El contemplarlo por segunda vez no cambió la opinión de Wallace.

Le seguía pareciendo tenebroso.

Forzó una sonrisa.

—Creo que pocos matrimonios deciden pasar su noche de bodas en un solitario castillo emplazado en la cima de una montaña.

—Será una noche de bodas inolvidable, Kerwin.

La insinuante voz de la mujer devolvió el optimismo a Wallace.

El pedregoso sendero se ensanchaba al terminar de bordear la montaña enfilando recto hacia el castillo.

Los faros del «Chevette» iluminaron la entrada.

—Al menos no hay puente levadizo ni foso con cocodrilos —bromeó Wallace—, ¿Dónde dejo el auto?

—Ahí mismo. No hay miedo que lo roben.

Kerwin Wallace descendió del vehículo.

No desconectó los faros.

—Casi hace frío. Sopla un viento endiablado que... ¡Verna!... ¡Hay alguien en el castillo! ¡Allí hay luz!

Wallace señaló hacia una de las torretas.

La luz que asomó fugaz por las saeteras de la torreta se eclipsó antes de que Verna descendiera del auto.

—¿Dónde?

—Se... se ha desvanecido...

La mujer rió en cantarina carcajada.

—Sería el fantasma que se retira a sus aposentos.

—No estoy bromeando, Verna. He visto luz allá arriba. En la torreta de la izquierda. Junto al matacán.

—Si tratas de asustarme no vas a conseguirlo, Kerwin. Y si hablas en serio, has sufrido una alucinación.

—Te juro que...

—Habrá sido un reflejo o imaginaciones tuyas. Yo sólo voy a subir el neceser. ¿Y tú?

Wallace continuaba con la mirada fija en la torreta.

Sacudió la cabeza.

Sí.

Tal vez fuera imaginación.

—La maleta pequeña.

Verna estaba manipulando en el bolso de mano. Extrajo una llave que introdujo en la cerradura de la puerta. Esta era la única pieza que rompía el anacronismo del edificio. Una puerta metálica de doble hoja dotada de eficaz cerradura de seguridad.

—Verna...

—¿Sí?

Wallace estaba inmóvil junto al auto.

En su diestra una de las maletas.

—Fíjate en aquel árbol... No mueve ni una sola de sus hojas. Y sin embargo todos los demás...
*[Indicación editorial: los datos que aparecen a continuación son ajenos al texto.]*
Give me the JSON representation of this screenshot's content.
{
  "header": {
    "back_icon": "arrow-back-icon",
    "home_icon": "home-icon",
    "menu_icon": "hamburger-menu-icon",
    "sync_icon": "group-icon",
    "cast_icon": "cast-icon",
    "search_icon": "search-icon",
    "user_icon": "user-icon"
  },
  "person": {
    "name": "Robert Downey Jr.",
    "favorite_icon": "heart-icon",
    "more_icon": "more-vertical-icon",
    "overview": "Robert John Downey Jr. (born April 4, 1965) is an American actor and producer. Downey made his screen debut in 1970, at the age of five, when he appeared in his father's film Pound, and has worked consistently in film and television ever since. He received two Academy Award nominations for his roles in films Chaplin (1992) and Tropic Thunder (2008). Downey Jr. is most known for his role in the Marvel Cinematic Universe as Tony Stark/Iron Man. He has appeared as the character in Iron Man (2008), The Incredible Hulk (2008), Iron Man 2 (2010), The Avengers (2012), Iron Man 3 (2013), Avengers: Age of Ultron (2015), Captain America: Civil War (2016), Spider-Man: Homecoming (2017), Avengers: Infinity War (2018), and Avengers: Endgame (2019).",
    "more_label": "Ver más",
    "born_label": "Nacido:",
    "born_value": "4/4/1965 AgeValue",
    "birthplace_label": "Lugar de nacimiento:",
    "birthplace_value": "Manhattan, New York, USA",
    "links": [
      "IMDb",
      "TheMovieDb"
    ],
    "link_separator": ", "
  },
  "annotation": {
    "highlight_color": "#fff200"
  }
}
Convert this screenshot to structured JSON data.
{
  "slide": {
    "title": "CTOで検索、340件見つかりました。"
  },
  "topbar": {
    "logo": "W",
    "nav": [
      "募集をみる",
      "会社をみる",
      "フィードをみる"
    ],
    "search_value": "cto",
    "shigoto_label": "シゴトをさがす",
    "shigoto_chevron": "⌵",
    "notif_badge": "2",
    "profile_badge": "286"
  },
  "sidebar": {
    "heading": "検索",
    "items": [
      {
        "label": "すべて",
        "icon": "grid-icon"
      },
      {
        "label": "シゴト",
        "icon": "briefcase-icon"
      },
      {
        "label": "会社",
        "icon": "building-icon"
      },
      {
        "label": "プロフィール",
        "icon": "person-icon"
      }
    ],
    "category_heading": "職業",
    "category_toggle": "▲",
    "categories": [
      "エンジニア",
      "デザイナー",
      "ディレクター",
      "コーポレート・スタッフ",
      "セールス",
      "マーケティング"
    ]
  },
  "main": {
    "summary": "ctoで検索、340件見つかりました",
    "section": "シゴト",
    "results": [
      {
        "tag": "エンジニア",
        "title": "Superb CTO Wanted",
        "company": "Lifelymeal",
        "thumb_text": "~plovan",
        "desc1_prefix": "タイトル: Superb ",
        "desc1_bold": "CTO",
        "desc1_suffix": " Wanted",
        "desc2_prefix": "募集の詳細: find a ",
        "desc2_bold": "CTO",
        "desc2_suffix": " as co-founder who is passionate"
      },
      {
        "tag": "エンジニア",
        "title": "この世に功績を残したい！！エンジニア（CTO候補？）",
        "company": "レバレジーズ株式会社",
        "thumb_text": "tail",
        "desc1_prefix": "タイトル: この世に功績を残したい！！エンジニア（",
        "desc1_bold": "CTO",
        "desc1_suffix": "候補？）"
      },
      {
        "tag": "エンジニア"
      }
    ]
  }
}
—Oh, Kerwin, por favor... Basta ya. Apaga los faros y entremos de una vez.

Wallace obedeció.

Con lentitud.

Para poder seguir contemplando el árbol. Era el más cercano al castillo. Tenía una extraña forma. Sus raíces sobresalían de tal manera que parecían tentáculos de un pulpo. En cuanto a las ramas, dos de ellas se extendían como dos brazos abiertos. Aquellas dos gruesas ramas estaban marchitas y ajadas. El resto de los vástagos plagados de hojas que permanecían en una impresionante inmovilidad. Contrastando con los árboles vecinos dominados por el viento. Al ser zarandeados producían un extraño sonido. Similar al lastimero aullido de un perro herido.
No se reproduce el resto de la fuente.